Estações de Serviço

Dão jeito. Restam poucas dúvidas. Mas são deprimentes. Para quem fica e para quem vai.

O que tem os atributos necessários para se equiparar a um oásis no deserto, é afinal – e só – o reconhecimento forçado da falta de alternativa programada. Por que válida razão não nos precavemos em terra antes de nos lançarmos à estrada sujeitos ao que  aparecer, se aparecer?

Preços que fazem escárnio do pobre condutor que já carrega sabe-se lá quantas horas de asfalto sob pneus cansados. Pessoas que se atropelam, aflitas, depois de horas de contenção, para cumprir as suas necessidades básicas, em ânsias para encontrar uma casa de banho já tão e tão profanada que, apesar da exploração, continua a servir. E naquelas horas de aflição, pior que uma latrina suja, é a latrina que está a ser limpa justamente no momento em que nos era tão necessária. Aquela tabuleta amarela no chão, feita obstáculo, a anunciar a limpeza já terá sido alvo de muitos impropérios. Queremos a limpeza, pois claro, mas não àquela hora tão inconveniente!
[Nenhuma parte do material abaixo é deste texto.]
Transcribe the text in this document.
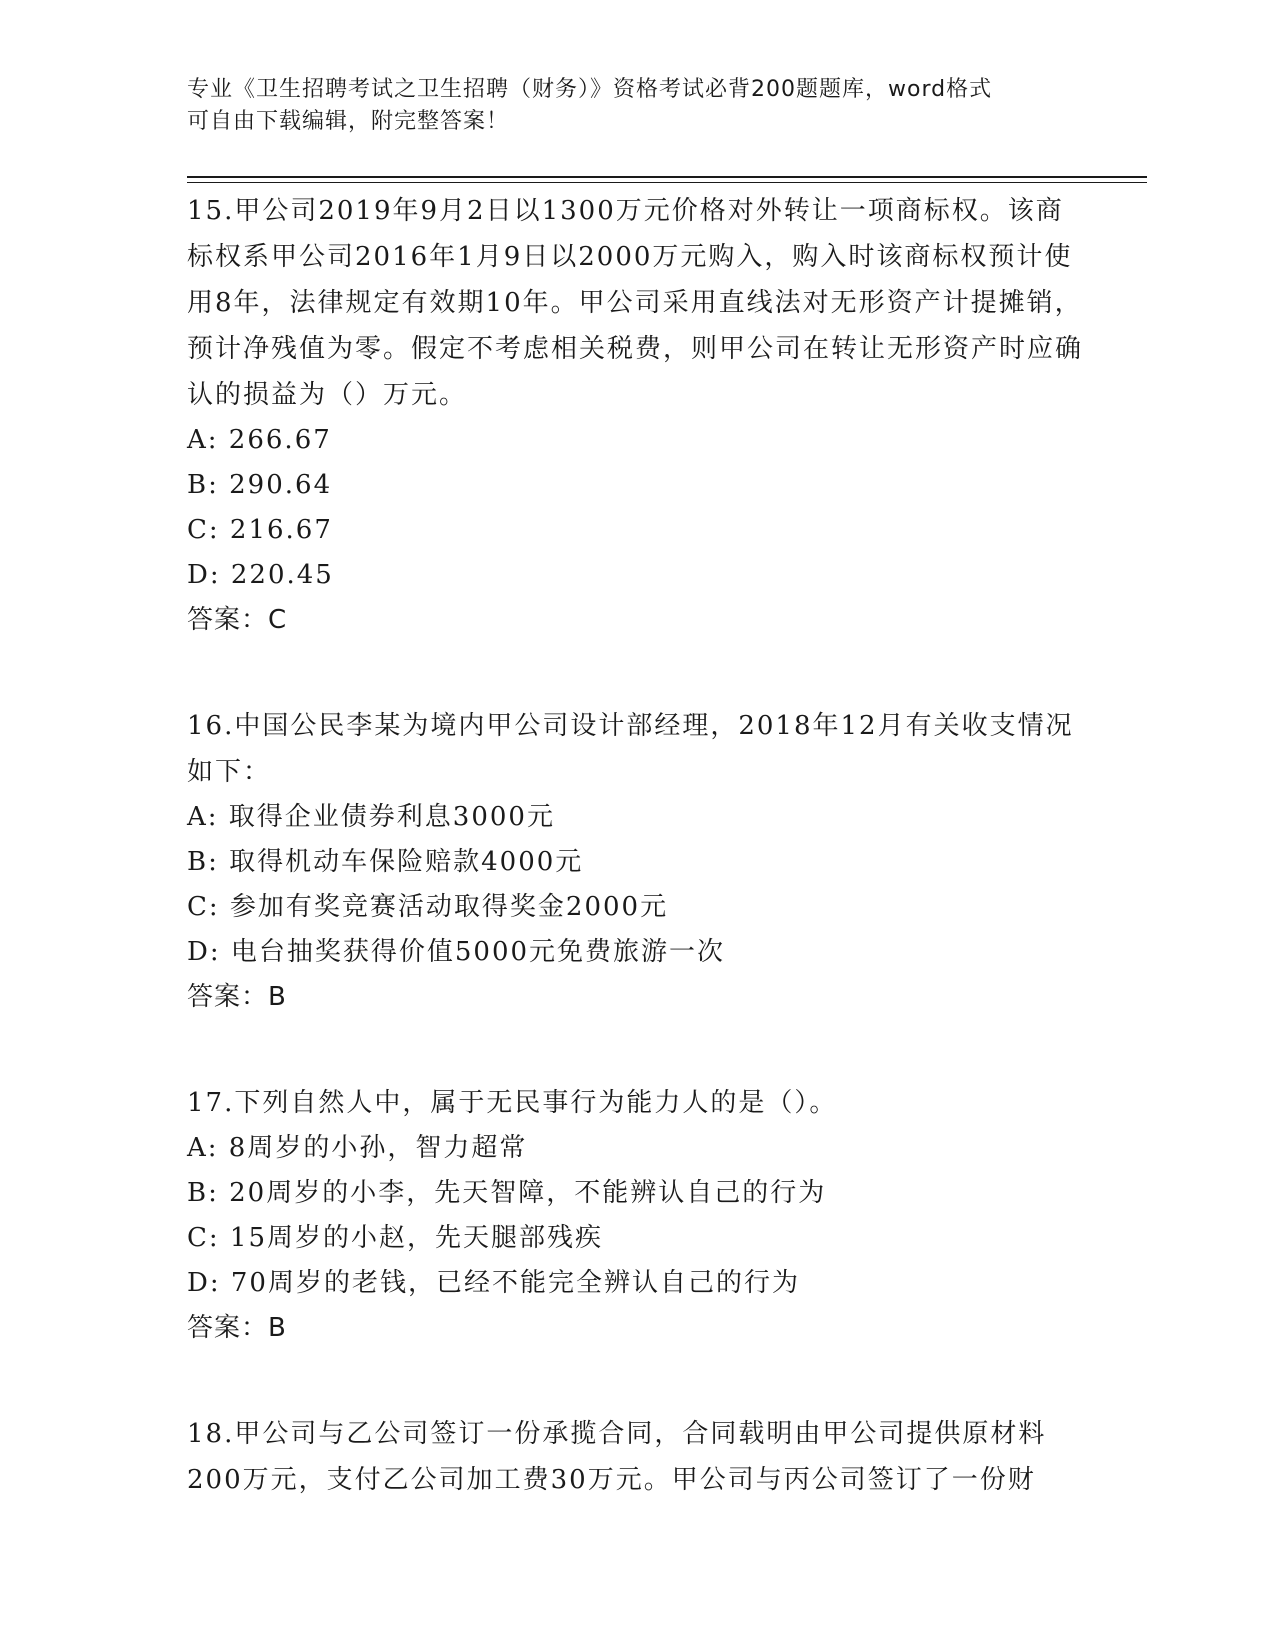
专业《卫生招聘考试之卫生招聘（财务）》资格考试必背200题题库，word格式
可自由下载编辑，附完整答案！

15.甲公司2019年9月2日以1300万元价格对外转让一项商标权。该商标权系甲公司2016年1月9日以2000万元购入，购入时该商标权预计使用8年，法律规定有效期10年。甲公司采用直线法对无形资产计提摊销，预计净残值为零。假定不考虑相关税费，则甲公司在转让无形资产时应确认的损益为（）万元。

A: 266.67

B: 290.64

C: 216.67

D: 220.45

答案：C

16.中国公民李某为境内甲公司设计部经理，2018年12月有关收支情况如下：

A: 取得企业债券利息3000元

B: 取得机动车保险赔款4000元

C: 参加有奖竞赛活动取得奖金2000元

D: 电台抽奖获得价值5000元免费旅游一次

答案：B

17.下列自然人中，属于无民事行为能力人的是（）。

A: 8周岁的小孙，智力超常

B: 20周岁的小李，先天智障，不能辨认自己的行为

C: 15周岁的小赵，先天腿部残疾

D: 70周岁的老钱，已经不能完全辨认自己的行为

答案：B

18.甲公司与乙公司签订一份承揽合同，合同载明由甲公司提供原材料200万元，支付乙公司加工费30万元。甲公司与丙公司签订了一份财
Bem sabemos que, nestas ocasiões de desespero, os níveis de decoro descem para mínimos, que ali ficam, guardados no momento, jamais transportados para outras circunstâncias.

Muitas vezes, essas pessoas, nós, estão também em ânsias para trincar qualquer coisa, ou beber qualquer coisa. E qualquer coisa é mesmo qualquer coisa, é o que houver, pois que a exigência já se largou nas latrinas colectivas onde a necessidade é de todos. Comemos e bebemos o que aquelas vitrinas permitem, e só quando lá chegarmos, depois de percorrida a fila indiana que nos leva, alinhados, como se a privação de comida e bebida durasse dias, e não horas. Ali nos encontramos, como em poucos outros lugares, dispostos a pagar o que não pagaríamos se estivéssemos munidos da nossa dignidade. Mas não estamos.  Urge enfiar uma sandes de plástico, com plástico, enrolada em plástico autocolante, pela goela abaixo. E um líquido qualquer que empurre, para o estômago e, se possível, também para o esquecimento.

Tantas urgências se somam nestes lugares de ninguém. Urge fumar um cigarro; urge tomar um café, rápido, antes que queime ainda mais; urge esticar as pernas; urge mudar uma fralda ou comprar aquele gelado.  Poucas necessidades fisiológicas se mantêm apagadas nestes sítios, e há apelos que surgem sem aviso – ou por precaução – antes de nos voltarmos a lançar na estrada, não venha essa tal vontade fazer-nos parar outra vez.

Contudo, existem pessoas de ânimo mais cimentado que conseguem fazer sala nestes lugares e ocupar tranquilamente uma mesa, fazendo um pouco deste lugar seu, com domínio evidente do espaço e artefactos de que possam precisar para tornar o engolir de um pedaço de comida condizente com uma refeição. São habitantes naturais destes lugares, onde encontram um conforto de habitués, com um desprendimento que ainda não alcancei de pagar pelo rissol e pelo panado o que se paga por uma qualquer delicatessen, que é, afinal, o que se transforma um pastel num sítio destes.

Forasteira, ali, sou eu. Forasteira e ingrata, que depois de supridos os apertos, só me urge sair dali.